Amyloid beta (Aβ) and NeuN co‐labelling of the frontoparietal cortices after 6 months (A–C), 12 months (D–F) and 18 months (G–I) in mice brains. Controls (A, D, G) and withdrawal (C, F, I) groups displayed had very little to almost no Aβ deposits. Marked Aβ deposits were seen in vanadium exposed mice after 6–18 months of chronic vanadium exposure (B, E, H). Colocalization of Aβ immunolabeling with neuronal marker (NeuN) revealed diffuse Aβ deposits and pyramidal cell pathology including pyknosis, cytoplasmic loss and vacuolation. Quantitative analysis of intracellular Aβ aggregates intensities revealed significant levels of Aβ protein aggregation in vanadium exposed compared to control. Aβ aggregates intensities in withdrawal were similar to control group [n = 8 mice/group; intensity analysis = 6 mice; Scale bar, 50 μm; p < 0.05; Normality test (Shapiro–Wilk) = FPC (6 months: p value 0.0356, 12 months: p value 0.0092, 18 months: p value 0.2071) (****p < 0.0001)].

FIGURE 9

Amyloid beta (Aβ) and NeuN co‐labelling of the hippocampal CA3 after 6 months (AC), 12 months (D–F) and 18 months (G–I) in mice brains. Controls (A, D, G) and withdrawal (C, F, I) groups displayed very little to almost no Aβ deposits. Marked Aβ deposits were seen in vanadium‐exposed mice after 6–18 months of chronic vanadium exposure (B, E, H). Colocalization of Aβ immunolabeling with neuronal marker (NeuN) revealed diffuse Aβ deposits and pyramidal cell pathology including pyknosis, cytoplasmic loss, and vacuolation.
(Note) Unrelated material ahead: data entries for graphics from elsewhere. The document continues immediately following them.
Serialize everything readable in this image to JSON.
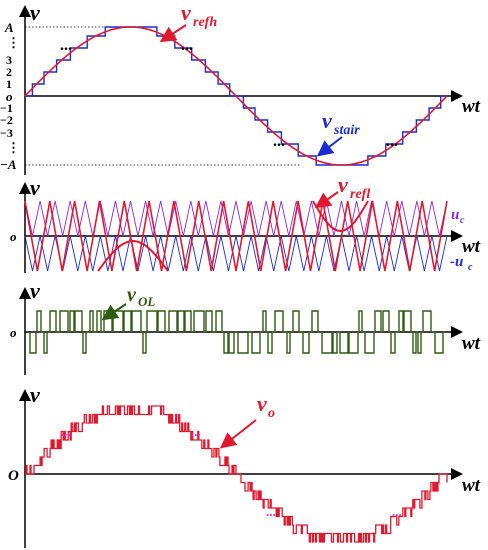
{
  "panels": {
    "p1": {
      "v_label": "v",
      "wt_label": "wt",
      "y_ticks": [
        "A",
        "⋮",
        "3",
        "2",
        "1",
        "o",
        "−1",
        "−2",
        "−3",
        "⋮",
        "−A"
      ],
      "vrefh": "refh",
      "vstair": "stair",
      "v_sym": "v",
      "dots": "..."
    },
    "p2": {
      "v_label": "v",
      "wt_label": "wt",
      "o_label": "o",
      "vrefl": "refl",
      "v_sym": "v",
      "uc": "u",
      "uc_sub": "c",
      "neg_uc": "-u",
      "neg_uc_sub": "c"
    },
    "p3": {
      "v_label": "v",
      "wt_label": "wt",
      "o_label": "o",
      "vOL": "OL",
      "v_sym": "v"
    },
    "p4": {
      "v_label": "v",
      "wt_label": "wt",
      "o_label": "O",
      "vo": "o",
      "v_sym": "v",
      "dots": "..."
    }
  },
  "colors": {
    "axis": "#000000",
    "red": "#e0192e",
    "blue": "#1a2bd6",
    "purple": "#8a2be2",
    "green": "#2f5a12",
    "magenta": "#d63bd6"
  }
}
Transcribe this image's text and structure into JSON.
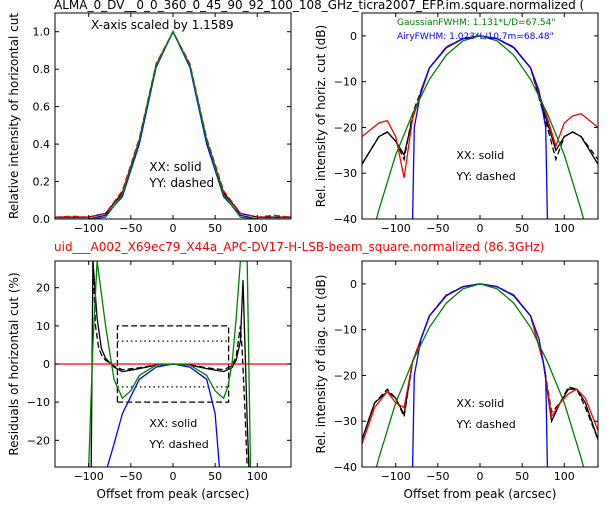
{
  "figure": {
    "top_title": "ALMA_0_DV__0_0_360_0_45_90_92_100_108_GHz_ticra2007_EFP.im.square.normalized (",
    "mid_title": "uid___A002_X69ec79_X44a_APC-DV17-H-LSB-beam_square.normalized (86.3GHz)",
    "mid_title_color": "#ff0000"
  },
  "chart_data": [
    {
      "type": "line",
      "id": "top-left",
      "annotation": "X-axis scaled by 1.1589",
      "xlim": [
        -140,
        140
      ],
      "ylim": [
        0,
        1.1
      ],
      "xticks": [
        -100,
        -50,
        0,
        50,
        100
      ],
      "yticks": [
        0.0,
        0.2,
        0.4,
        0.6,
        0.8,
        1.0
      ],
      "xtick_labels": [
        "−100",
        "−50",
        "0",
        "50",
        "100"
      ],
      "ytick_labels": [
        "0.0",
        "0.2",
        "0.4",
        "0.6",
        "0.8",
        "1.0"
      ],
      "ylabel": "Relative intensity of horizontal cut",
      "xlabel": "",
      "text": [
        "XX: solid",
        "YY: dashed"
      ],
      "series": [
        {
          "color": "#000000",
          "style": "solid",
          "x": [
            -140,
            -120,
            -100,
            -80,
            -60,
            -40,
            -20,
            0,
            20,
            40,
            60,
            80,
            100,
            120,
            140
          ],
          "y": [
            0.01,
            0.01,
            0.01,
            0.03,
            0.14,
            0.42,
            0.82,
            1.0,
            0.82,
            0.42,
            0.14,
            0.03,
            0.01,
            0.01,
            0.01
          ]
        },
        {
          "color": "#000000",
          "style": "dashed",
          "x": [
            -140,
            -120,
            -100,
            -80,
            -60,
            -40,
            -20,
            0,
            20,
            40,
            60,
            80,
            100,
            120,
            140
          ],
          "y": [
            0.01,
            0.01,
            0.01,
            0.03,
            0.15,
            0.43,
            0.82,
            1.0,
            0.82,
            0.43,
            0.15,
            0.03,
            0.01,
            0.01,
            0.01
          ]
        },
        {
          "color": "#ff0000",
          "style": "dashed",
          "x": [
            -140,
            -120,
            -100,
            -80,
            -60,
            -40,
            -20,
            0,
            20,
            40,
            60,
            80,
            100,
            120,
            140
          ],
          "y": [
            0.01,
            0.015,
            0.01,
            0.03,
            0.15,
            0.43,
            0.83,
            1.0,
            0.83,
            0.43,
            0.15,
            0.03,
            0.01,
            0.02,
            0.01
          ]
        },
        {
          "color": "#0000ff",
          "style": "solid",
          "x": [
            -140,
            -120,
            -100,
            -80,
            -60,
            -40,
            -20,
            0,
            20,
            40,
            60,
            80,
            100,
            120,
            140
          ],
          "y": [
            0.0,
            0.0,
            0.0,
            0.02,
            0.12,
            0.4,
            0.81,
            1.0,
            0.81,
            0.4,
            0.12,
            0.02,
            0.0,
            0.0,
            0.0
          ]
        },
        {
          "color": "#008000",
          "style": "solid",
          "x": [
            -140,
            -120,
            -100,
            -80,
            -60,
            -40,
            -20,
            0,
            20,
            40,
            60,
            80,
            100,
            120,
            140
          ],
          "y": [
            0.0,
            0.0,
            0.0,
            0.01,
            0.13,
            0.42,
            0.82,
            1.0,
            0.82,
            0.42,
            0.13,
            0.01,
            0.0,
            0.0,
            0.0
          ]
        }
      ]
    },
    {
      "type": "line",
      "id": "top-right",
      "xlim": [
        -140,
        140
      ],
      "ylim": [
        -40,
        5
      ],
      "xticks": [
        -100,
        -50,
        0,
        50,
        100
      ],
      "yticks": [
        -40,
        -30,
        -20,
        -10,
        0
      ],
      "xtick_labels": [
        "−100",
        "−50",
        "0",
        "50",
        "100"
      ],
      "ytick_labels": [
        "−40",
        "−30",
        "−20",
        "−10",
        "0"
      ],
      "ylabel": "Rel. intensity of horiz. cut (dB)",
      "xlabel": "",
      "legend": [
        {
          "label": "GaussianFWHM: 1.131*L/D=67.54\"",
          "color": "#008000"
        },
        {
          "label": "AiryFWHM: 1.023*L/10.7m=68.48\"",
          "color": "#0000ff"
        }
      ],
      "text": [
        "XX: solid",
        "YY: dashed"
      ],
      "series": [
        {
          "color": "#000000",
          "style": "solid",
          "x": [
            -140,
            -120,
            -110,
            -100,
            -90,
            -80,
            -60,
            -40,
            -20,
            0,
            20,
            40,
            60,
            80,
            90,
            100,
            110,
            120,
            140
          ],
          "y": [
            -28,
            -22,
            -21,
            -23,
            -26,
            -18,
            -7,
            -2.5,
            -0.6,
            0,
            -0.6,
            -2.5,
            -7,
            -19,
            -25,
            -22,
            -21,
            -22,
            -28
          ]
        },
        {
          "color": "#000000",
          "style": "dashed",
          "x": [
            -140,
            -120,
            -110,
            -100,
            -90,
            -80,
            -60,
            -40,
            -20,
            0,
            20,
            40,
            60,
            80,
            90,
            100,
            110,
            120,
            140
          ],
          "y": [
            -28,
            -22,
            -21,
            -23,
            -27,
            -17,
            -7,
            -2.4,
            -0.6,
            0,
            -0.6,
            -2.4,
            -7,
            -20,
            -27,
            -22,
            -21,
            -22,
            -27
          ]
        },
        {
          "color": "#ff0000",
          "style": "solid",
          "x": [
            -140,
            -120,
            -110,
            -100,
            -90,
            -80,
            -60,
            -40,
            -20,
            0,
            20,
            40,
            60,
            80,
            90,
            100,
            110,
            120,
            140
          ],
          "y": [
            -22,
            -19,
            -18.5,
            -22,
            -31,
            -18,
            -7,
            -2.5,
            -0.6,
            0,
            -0.6,
            -2.5,
            -7,
            -18,
            -24,
            -19,
            -17.5,
            -17,
            -20
          ]
        },
        {
          "color": "#0000ff",
          "style": "solid",
          "x": [
            -80,
            -78,
            -70,
            -60,
            -40,
            -20,
            0,
            20,
            40,
            60,
            70,
            78,
            80
          ],
          "y": [
            -40,
            -20,
            -12,
            -7,
            -2.6,
            -0.6,
            0,
            -0.6,
            -2.6,
            -7,
            -12,
            -20,
            -40
          ]
        },
        {
          "color": "#008000",
          "style": "solid",
          "x": [
            -140,
            -120,
            -100,
            -80,
            -60,
            -40,
            -20,
            0,
            20,
            40,
            60,
            80,
            100,
            120,
            140
          ],
          "y": [
            -52,
            -38,
            -26,
            -17,
            -9.5,
            -4.2,
            -1.05,
            0,
            -1.05,
            -4.2,
            -9.5,
            -17,
            -26,
            -38,
            -52
          ]
        }
      ]
    },
    {
      "type": "line",
      "id": "bottom-left",
      "xlim": [
        -140,
        140
      ],
      "ylim": [
        -27,
        27
      ],
      "xticks": [
        -100,
        -50,
        0,
        50,
        100
      ],
      "yticks": [
        -20,
        -10,
        0,
        10,
        20
      ],
      "xtick_labels": [
        "−100",
        "−50",
        "0",
        "50",
        "100"
      ],
      "ytick_labels": [
        "−20",
        "−10",
        "0",
        "10",
        "20"
      ],
      "ylabel": "Residuals of horizontal cut (%)",
      "xlabel": "Offset from peak (arcsec)",
      "text": [
        "XX: solid",
        "YY: dashed"
      ],
      "series": [
        {
          "color": "#000000",
          "style": "solid",
          "x": [
            -97,
            -95,
            -90,
            -85,
            -80,
            -70,
            -60,
            -40,
            -20,
            0,
            20,
            40,
            60,
            70,
            75,
            80,
            83,
            85,
            88,
            90
          ],
          "y": [
            -27,
            27,
            12,
            4,
            1.5,
            -0.8,
            -2,
            -1.2,
            -0.3,
            0,
            -0.3,
            -1.2,
            -2,
            -1,
            1,
            6,
            22,
            8,
            -15,
            -27
          ]
        },
        {
          "color": "#000000",
          "style": "dashed",
          "x": [
            -95,
            -92,
            -88,
            -84,
            -80,
            -70,
            -60,
            -40,
            -20,
            0,
            20,
            40,
            60,
            70,
            75,
            80,
            82,
            85,
            88
          ],
          "y": [
            27,
            10,
            4,
            2,
            1,
            -0.5,
            -1.5,
            -1,
            -0.2,
            0,
            -0.2,
            -1,
            -1.5,
            -0.5,
            2,
            10,
            4,
            -10,
            -27
          ]
        },
        {
          "color": "#ff0000",
          "style": "solid",
          "x": [
            -140,
            140
          ],
          "y": [
            0,
            0
          ]
        },
        {
          "color": "#0000ff",
          "style": "solid",
          "x": [
            -78,
            -70,
            -60,
            -40,
            -20,
            0,
            20,
            40,
            50,
            55
          ],
          "y": [
            -27,
            -21,
            -13,
            -4,
            -0.8,
            0,
            -0.8,
            -4,
            -13,
            -27
          ]
        },
        {
          "color": "#008000",
          "style": "solid",
          "x": [
            -100,
            -95,
            -90,
            -80,
            -70,
            -60,
            -50,
            -40,
            -20,
            0,
            20,
            40,
            50,
            60,
            65,
            70,
            75,
            80,
            88,
            92
          ],
          "y": [
            -27,
            5,
            27,
            10,
            -4,
            -9,
            -7,
            -3,
            -0.3,
            0,
            -0.3,
            -3,
            -7,
            -9,
            -6,
            0,
            12,
            27,
            27,
            -27
          ]
        }
      ],
      "reference_lines": [
        {
          "color": "#000000",
          "style": "dashed",
          "x": [
            -66,
            -66,
            66,
            66,
            -66
          ],
          "y": [
            -10,
            10,
            10,
            -10,
            -10
          ]
        },
        {
          "color": "#000000",
          "style": "dotted",
          "x": [
            -66,
            66
          ],
          "y": [
            6,
            6
          ]
        },
        {
          "color": "#000000",
          "style": "dotted",
          "x": [
            -66,
            66
          ],
          "y": [
            -6,
            -6
          ]
        }
      ]
    },
    {
      "type": "line",
      "id": "bottom-right",
      "xlim": [
        -140,
        140
      ],
      "ylim": [
        -40,
        5
      ],
      "xticks": [
        -100,
        -50,
        0,
        50,
        100
      ],
      "yticks": [
        -40,
        -30,
        -20,
        -10,
        0
      ],
      "xtick_labels": [
        "−100",
        "−50",
        "0",
        "50",
        "100"
      ],
      "ytick_labels": [
        "−40",
        "−30",
        "−20",
        "−10",
        "0"
      ],
      "ylabel": "Rel. intensity of diag. cut (dB)",
      "xlabel": "Offset from peak (arcsec)",
      "text": [
        "XX: solid",
        "YY: dashed"
      ],
      "series": [
        {
          "color": "#000000",
          "style": "solid",
          "x": [
            -140,
            -125,
            -110,
            -100,
            -90,
            -80,
            -60,
            -40,
            -20,
            0,
            20,
            40,
            60,
            75,
            85,
            95,
            105,
            115,
            125,
            140
          ],
          "y": [
            -34,
            -26,
            -23.5,
            -25,
            -28.5,
            -17,
            -7,
            -2.5,
            -0.6,
            0,
            -0.6,
            -2.5,
            -7,
            -17,
            -30,
            -26,
            -23,
            -23,
            -26,
            -34
          ]
        },
        {
          "color": "#000000",
          "style": "dashed",
          "x": [
            -140,
            -125,
            -110,
            -100,
            -90,
            -80,
            -60,
            -40,
            -20,
            0,
            20,
            40,
            60,
            75,
            85,
            95,
            105,
            115,
            125,
            140
          ],
          "y": [
            -34,
            -26,
            -23,
            -25,
            -29,
            -17,
            -7,
            -2.4,
            -0.6,
            0,
            -0.6,
            -2.4,
            -7,
            -17,
            -28,
            -26,
            -22.5,
            -23,
            -27,
            -34
          ]
        },
        {
          "color": "#ff0000",
          "style": "solid",
          "x": [
            -140,
            -125,
            -110,
            -100,
            -90,
            -80,
            -60,
            -40,
            -20,
            0,
            20,
            40,
            60,
            75,
            85,
            95,
            105,
            115,
            125,
            140
          ],
          "y": [
            -35,
            -27,
            -23.5,
            -26,
            -27,
            -17,
            -7,
            -2.5,
            -0.6,
            0,
            -0.6,
            -2.5,
            -7,
            -17,
            -29,
            -26,
            -24,
            -23,
            -25,
            -32
          ]
        },
        {
          "color": "#0000ff",
          "style": "solid",
          "x": [
            -80,
            -78,
            -70,
            -60,
            -40,
            -20,
            0,
            20,
            40,
            60,
            70,
            78,
            80
          ],
          "y": [
            -40,
            -20,
            -12,
            -7,
            -2.6,
            -0.6,
            0,
            -0.6,
            -2.6,
            -7,
            -12,
            -20,
            -40
          ]
        },
        {
          "color": "#008000",
          "style": "solid",
          "x": [
            -140,
            -120,
            -100,
            -80,
            -60,
            -40,
            -20,
            0,
            20,
            40,
            60,
            80,
            100,
            120,
            140
          ],
          "y": [
            -52,
            -38,
            -26,
            -17,
            -9.5,
            -4.2,
            -1.05,
            0,
            -1.05,
            -4.2,
            -9.5,
            -17,
            -26,
            -38,
            -52
          ]
        }
      ]
    }
  ]
}
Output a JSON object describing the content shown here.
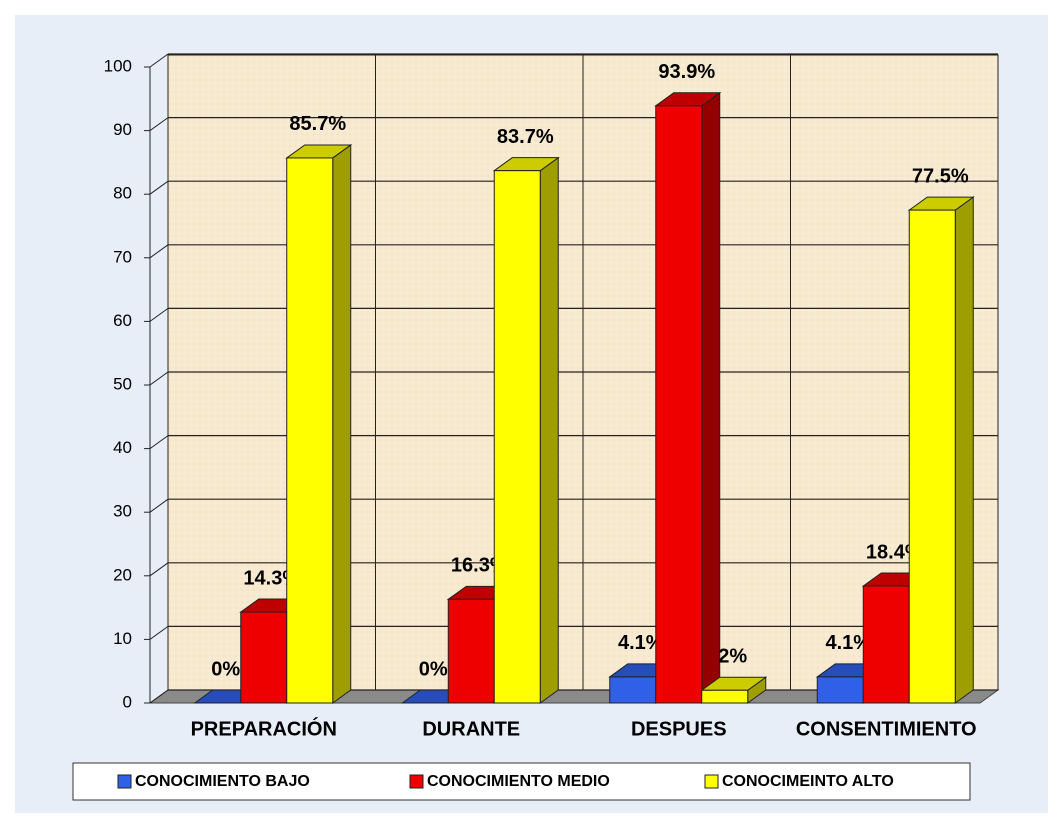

Quantitative analysis of intracellular Aβ aggregate intensities revealed significant levels of Aβ protein aggregation in vanadium‐exposed compared to control. Aβ aggregate intensities in withdrawal were similar to the control group [n = 8 mice/group; intensity analysis = 6 mice; Scale bar, 50 μm; p < 0.05; Normality test (Shapiro–Wilk) = FPC (6 months: p value 0.0064, 12 months: p value 0.2327, 18 months: p value 0.0116) (****p < 0.0001)].

FIGURE 10

Intraneuronal amyloid beta (Aβ) and NeuN co‐labelling of the hippocampal CA1 after 6 months (A–C), 12 months (D–F) and 18 months (G–I) in mice brains. Controls (A, D, G) and withdrawal (C, F, I) groups displayed very little to almost no Aβ deposits. Diffused intraneuronal Aβ accumulation was seen in vanadium‐exposed mice after 6–18 months of chronic vanadium exposure (B, E, H). Colocalization of Aβ immunolabeling with the neuronal marker (NeuN) revealed pyramidal cell pathology including pyknosis and cytoplasmic loss at the anatomical site of Aβ deposition [(n = 8 mice/group; intensity analysis = 6 mice; Scale bar, 50 μm; p < 0.05) (*p < 0.05; ***p < 0.001; ****p < 0.0001)].